‘Stop turning my father’s house into a market’
Third Sunday of Lent Year B
When Jesus causes disruption in the temple the conversation shifts to the significance of the temple, and to the significance of his coming. Fr Adrian Graffy reflects.
13 Just before the Jewish Passover Jesus went up to Jerusalem, 14 and in the Temple he found people selling cattle and sheep and pigeons, and the money changers sitting at their counters there. 15 Making a whip out of some cord, he drove them all out of the Temple, cattle and sheep as well, scattered the money changers' coins, knocked their tables over 16 and said to the pigeon-sellers, 'Take all this out of here and stop turning my Father's house into a market.' 17 Then his disciples remembered the words of scripture: Zeal for your house will devour me. 18 The Jews intervened and said, 'What sign can you show us to justify what you have done?' 19 Jesus answered, 'Destroy this sanctuary, and in three days I will raise it up.' 20 The Jews replied, 'It has taken forty-six years to build this sanctuary: are you going to raise it up in three days?' 21 But he was speaking of the sanctuary that was his body, 22 and when Jesus rose from the dead, his disciples remembered that he had said this, and they believed the scripture and the words he had said. 23 During his stay in Jerusalem for the Passover many believed in his name when they saw the signs that he gave, 24 but Jesus knew them all and did not trust himself to them; 25 he never needed evidence about any man; he could tell what a man had in him.

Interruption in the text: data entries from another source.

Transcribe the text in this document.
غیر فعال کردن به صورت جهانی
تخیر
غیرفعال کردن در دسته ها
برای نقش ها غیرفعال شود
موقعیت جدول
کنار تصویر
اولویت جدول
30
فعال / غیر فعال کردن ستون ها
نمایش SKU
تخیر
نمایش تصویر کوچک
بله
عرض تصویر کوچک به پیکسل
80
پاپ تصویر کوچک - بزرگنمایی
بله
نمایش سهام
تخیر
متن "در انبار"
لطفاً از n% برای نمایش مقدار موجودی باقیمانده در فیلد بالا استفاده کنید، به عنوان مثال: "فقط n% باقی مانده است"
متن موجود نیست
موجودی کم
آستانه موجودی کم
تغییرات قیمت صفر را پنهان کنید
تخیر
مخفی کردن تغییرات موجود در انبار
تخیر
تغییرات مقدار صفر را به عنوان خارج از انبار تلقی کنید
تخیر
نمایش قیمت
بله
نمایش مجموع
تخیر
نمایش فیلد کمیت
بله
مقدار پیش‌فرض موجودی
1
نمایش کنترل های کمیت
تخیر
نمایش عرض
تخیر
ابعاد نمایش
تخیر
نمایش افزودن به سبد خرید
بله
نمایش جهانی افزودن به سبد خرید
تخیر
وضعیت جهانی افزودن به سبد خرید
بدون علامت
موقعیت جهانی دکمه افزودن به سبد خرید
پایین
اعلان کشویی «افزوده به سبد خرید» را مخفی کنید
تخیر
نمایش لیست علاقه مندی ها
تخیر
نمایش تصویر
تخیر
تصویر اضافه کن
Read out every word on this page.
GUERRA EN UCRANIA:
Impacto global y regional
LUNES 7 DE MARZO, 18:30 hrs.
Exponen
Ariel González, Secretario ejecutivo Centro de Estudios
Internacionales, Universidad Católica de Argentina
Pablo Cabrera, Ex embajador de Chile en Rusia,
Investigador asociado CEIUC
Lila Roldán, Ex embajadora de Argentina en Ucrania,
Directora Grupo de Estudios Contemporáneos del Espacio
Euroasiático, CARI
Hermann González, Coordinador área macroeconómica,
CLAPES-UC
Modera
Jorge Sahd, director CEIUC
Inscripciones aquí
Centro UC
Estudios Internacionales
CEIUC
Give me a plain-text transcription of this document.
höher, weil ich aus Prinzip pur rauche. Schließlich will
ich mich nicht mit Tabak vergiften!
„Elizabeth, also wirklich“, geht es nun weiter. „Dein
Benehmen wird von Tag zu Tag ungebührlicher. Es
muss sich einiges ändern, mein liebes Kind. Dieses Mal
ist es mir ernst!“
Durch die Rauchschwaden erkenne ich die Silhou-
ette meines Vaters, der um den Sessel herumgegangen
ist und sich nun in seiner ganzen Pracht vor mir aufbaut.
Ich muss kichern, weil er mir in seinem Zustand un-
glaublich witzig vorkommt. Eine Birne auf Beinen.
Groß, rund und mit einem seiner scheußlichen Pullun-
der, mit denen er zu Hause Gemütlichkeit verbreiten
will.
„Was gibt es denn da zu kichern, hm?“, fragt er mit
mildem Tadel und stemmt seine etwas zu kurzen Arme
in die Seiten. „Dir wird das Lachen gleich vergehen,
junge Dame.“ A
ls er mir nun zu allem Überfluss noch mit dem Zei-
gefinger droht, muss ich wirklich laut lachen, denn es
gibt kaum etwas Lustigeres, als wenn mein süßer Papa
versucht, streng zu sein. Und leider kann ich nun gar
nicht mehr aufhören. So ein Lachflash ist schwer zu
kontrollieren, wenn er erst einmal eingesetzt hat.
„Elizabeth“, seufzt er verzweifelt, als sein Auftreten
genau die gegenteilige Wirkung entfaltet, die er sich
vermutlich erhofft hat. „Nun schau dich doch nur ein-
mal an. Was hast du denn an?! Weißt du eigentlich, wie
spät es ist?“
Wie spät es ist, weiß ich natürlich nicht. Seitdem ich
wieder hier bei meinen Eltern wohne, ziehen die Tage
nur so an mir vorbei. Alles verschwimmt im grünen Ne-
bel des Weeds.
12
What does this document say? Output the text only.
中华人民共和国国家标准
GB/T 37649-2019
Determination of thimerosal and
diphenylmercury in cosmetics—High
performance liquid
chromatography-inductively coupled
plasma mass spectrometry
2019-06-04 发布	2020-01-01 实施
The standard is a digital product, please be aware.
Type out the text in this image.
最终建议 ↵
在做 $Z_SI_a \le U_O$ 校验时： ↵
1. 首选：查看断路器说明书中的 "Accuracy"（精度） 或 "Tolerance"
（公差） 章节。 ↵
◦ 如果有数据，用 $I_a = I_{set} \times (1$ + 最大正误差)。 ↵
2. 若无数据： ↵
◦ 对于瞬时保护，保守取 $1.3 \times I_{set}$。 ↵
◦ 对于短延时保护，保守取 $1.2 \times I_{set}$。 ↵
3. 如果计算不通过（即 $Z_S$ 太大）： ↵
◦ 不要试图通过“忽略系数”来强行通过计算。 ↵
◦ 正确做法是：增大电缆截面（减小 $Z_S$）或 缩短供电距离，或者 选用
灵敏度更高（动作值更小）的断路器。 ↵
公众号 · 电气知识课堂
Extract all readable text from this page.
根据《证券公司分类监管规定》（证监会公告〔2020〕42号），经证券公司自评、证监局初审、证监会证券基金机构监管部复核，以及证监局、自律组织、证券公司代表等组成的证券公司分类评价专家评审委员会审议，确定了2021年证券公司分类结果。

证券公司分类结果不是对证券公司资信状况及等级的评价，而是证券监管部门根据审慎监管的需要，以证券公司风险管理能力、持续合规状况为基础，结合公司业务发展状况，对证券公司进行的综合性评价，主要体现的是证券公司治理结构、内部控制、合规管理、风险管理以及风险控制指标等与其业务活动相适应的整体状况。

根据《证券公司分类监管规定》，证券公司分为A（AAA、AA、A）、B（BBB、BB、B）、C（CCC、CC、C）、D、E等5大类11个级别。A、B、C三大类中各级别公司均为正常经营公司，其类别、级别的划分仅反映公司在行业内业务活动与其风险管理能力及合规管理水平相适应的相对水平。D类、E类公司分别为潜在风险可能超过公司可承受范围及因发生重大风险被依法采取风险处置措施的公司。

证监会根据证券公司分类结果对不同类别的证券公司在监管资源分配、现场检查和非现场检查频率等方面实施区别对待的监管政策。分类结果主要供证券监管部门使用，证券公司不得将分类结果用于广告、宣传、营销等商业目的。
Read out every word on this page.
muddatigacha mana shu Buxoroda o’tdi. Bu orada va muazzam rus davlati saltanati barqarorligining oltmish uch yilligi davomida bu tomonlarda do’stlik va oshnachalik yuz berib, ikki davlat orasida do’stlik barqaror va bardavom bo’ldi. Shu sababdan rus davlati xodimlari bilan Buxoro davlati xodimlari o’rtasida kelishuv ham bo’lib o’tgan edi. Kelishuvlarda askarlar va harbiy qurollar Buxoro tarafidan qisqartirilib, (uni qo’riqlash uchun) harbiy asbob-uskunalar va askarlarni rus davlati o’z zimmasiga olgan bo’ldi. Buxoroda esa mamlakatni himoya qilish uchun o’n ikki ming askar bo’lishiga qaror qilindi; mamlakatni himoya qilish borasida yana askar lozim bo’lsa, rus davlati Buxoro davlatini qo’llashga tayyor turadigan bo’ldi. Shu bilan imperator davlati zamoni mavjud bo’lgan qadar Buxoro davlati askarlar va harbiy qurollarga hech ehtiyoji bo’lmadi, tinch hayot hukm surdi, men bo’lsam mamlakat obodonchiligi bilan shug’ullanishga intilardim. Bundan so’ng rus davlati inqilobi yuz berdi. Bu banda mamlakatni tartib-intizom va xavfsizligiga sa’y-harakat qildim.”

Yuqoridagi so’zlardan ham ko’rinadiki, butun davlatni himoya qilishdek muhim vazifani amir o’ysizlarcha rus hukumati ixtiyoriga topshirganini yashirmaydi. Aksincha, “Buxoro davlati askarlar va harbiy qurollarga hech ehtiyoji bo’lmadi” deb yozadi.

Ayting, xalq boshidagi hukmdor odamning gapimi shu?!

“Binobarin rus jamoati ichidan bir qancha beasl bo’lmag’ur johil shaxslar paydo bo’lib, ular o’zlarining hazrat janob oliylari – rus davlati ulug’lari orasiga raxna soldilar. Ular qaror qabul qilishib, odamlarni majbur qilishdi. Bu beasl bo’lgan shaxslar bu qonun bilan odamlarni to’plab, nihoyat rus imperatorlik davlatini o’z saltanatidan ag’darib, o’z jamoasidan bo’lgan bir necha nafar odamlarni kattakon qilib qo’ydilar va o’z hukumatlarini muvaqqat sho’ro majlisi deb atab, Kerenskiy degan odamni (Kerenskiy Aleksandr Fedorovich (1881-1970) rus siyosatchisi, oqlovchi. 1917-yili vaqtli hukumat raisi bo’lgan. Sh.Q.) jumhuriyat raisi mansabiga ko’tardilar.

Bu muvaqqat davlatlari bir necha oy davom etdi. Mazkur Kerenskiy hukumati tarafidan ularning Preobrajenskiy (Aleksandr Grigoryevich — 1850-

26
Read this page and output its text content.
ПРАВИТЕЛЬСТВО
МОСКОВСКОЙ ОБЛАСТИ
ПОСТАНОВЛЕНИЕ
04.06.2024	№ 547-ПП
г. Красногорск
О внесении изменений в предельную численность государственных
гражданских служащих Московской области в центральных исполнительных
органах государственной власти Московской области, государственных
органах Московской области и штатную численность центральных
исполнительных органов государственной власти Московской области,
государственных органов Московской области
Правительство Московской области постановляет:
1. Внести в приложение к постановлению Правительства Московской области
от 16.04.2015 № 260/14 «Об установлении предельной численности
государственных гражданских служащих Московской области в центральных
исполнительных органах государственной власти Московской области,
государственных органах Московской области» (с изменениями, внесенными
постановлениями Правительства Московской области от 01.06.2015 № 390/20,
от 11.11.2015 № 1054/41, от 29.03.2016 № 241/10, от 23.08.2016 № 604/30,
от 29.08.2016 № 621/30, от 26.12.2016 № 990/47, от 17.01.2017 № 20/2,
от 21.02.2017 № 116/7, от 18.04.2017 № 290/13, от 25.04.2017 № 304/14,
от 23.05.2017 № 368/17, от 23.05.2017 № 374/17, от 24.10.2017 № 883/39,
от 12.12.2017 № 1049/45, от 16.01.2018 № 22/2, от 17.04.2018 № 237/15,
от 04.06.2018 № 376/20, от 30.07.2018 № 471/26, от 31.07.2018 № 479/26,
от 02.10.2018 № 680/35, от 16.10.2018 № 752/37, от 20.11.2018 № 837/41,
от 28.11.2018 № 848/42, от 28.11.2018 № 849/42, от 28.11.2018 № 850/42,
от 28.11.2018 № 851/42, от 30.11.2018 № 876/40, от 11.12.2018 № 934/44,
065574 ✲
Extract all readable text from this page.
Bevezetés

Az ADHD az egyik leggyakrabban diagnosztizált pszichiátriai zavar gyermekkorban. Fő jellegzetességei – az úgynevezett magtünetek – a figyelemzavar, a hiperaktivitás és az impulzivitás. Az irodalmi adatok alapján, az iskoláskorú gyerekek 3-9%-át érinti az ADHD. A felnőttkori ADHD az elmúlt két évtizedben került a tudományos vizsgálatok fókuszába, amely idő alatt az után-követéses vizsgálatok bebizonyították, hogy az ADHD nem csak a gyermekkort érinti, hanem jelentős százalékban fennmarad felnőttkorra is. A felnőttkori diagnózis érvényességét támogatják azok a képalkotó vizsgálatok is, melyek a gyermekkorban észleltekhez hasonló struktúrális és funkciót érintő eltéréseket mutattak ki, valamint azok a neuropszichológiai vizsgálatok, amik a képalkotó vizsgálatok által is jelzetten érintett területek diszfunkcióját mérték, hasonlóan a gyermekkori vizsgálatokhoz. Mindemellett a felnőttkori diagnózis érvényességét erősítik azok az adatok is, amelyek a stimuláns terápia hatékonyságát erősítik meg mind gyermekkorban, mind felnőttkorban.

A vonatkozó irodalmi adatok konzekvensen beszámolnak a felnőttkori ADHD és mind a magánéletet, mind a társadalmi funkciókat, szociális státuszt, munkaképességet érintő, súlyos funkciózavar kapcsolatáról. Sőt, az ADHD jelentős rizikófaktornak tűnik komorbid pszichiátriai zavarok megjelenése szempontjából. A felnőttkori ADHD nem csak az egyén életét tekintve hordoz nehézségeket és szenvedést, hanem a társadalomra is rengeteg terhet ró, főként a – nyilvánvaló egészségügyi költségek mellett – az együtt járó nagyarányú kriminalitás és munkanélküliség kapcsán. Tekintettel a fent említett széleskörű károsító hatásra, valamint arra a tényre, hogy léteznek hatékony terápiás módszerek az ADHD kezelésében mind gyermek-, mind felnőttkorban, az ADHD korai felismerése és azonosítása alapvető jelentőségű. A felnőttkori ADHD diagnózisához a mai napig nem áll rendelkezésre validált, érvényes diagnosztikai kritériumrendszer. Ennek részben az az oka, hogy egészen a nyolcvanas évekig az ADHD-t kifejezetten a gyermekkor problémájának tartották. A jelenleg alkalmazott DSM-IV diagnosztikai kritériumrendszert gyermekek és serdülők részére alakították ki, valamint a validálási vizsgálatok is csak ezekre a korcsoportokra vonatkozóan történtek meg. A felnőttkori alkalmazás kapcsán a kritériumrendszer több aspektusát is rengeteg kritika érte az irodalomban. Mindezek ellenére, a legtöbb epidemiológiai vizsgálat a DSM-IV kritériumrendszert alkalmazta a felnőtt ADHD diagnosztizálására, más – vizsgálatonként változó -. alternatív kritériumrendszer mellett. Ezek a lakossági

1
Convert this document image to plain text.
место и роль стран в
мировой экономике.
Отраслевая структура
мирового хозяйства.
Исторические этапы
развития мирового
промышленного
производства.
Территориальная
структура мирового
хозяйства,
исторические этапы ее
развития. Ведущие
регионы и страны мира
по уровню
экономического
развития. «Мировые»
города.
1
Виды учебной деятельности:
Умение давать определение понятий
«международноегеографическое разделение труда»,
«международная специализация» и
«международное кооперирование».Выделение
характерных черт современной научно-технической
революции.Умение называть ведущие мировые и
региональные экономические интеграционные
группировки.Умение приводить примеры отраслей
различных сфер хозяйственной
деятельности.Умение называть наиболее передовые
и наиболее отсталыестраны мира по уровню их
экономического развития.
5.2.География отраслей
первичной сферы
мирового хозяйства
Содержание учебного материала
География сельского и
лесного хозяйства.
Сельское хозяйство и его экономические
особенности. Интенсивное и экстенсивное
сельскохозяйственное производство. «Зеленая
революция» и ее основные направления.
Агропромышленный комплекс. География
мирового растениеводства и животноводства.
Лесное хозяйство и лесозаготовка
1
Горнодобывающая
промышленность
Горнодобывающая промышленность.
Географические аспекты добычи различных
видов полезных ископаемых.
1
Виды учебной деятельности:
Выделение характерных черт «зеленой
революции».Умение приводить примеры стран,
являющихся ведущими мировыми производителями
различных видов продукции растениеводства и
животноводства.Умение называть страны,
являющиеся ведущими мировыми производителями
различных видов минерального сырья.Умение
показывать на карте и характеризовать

Other readings: Exodus 20:1-17 Psalm 18 (19) 1 Corinthians 1:22-25
One of the features of the Gospel of John is that Jesus is frequently to be found in Jerusalem. The story about the ‘cleansing of the temple’ is placed by this evangelist at the start of Jesus’ ministry, while in the other gospels it comes as a trigger for Jesus’ arrest. The dialogue with the Jews about ‘the sanctuary that was his body’ is only found in John’s gospel. Jesus comes to bring a new age, a new time, a new form of worship. He is the Word among us. He reveals the way to God. It is not therefore surprising that when Jesus causes disruption in the temple the conversation shifts to the significance of the temple, and to the significance of his coming. Jesus speaks in terms which are not immediately clear. Later, after his death and resurrection, the full import of his words will be apparent. Just as the temple is soon to be destroyed, so too the body of Jesus will be brought to death. But the future lies in the new life of the resurrection. Despite this enigma the evangelist tells us that many in Jerusalem came to believe in Jesus’ name. From the start his words and person attracted those with the courage to see and understand.
What does the cleansing of the temple symbolise?
Is it helpful to see Jesus as the ‘new temple’?
Let us pray that our Lenten journey will be richly blessed.
Let us pray for the Jewish people, our elder brothers and sisters in the faith.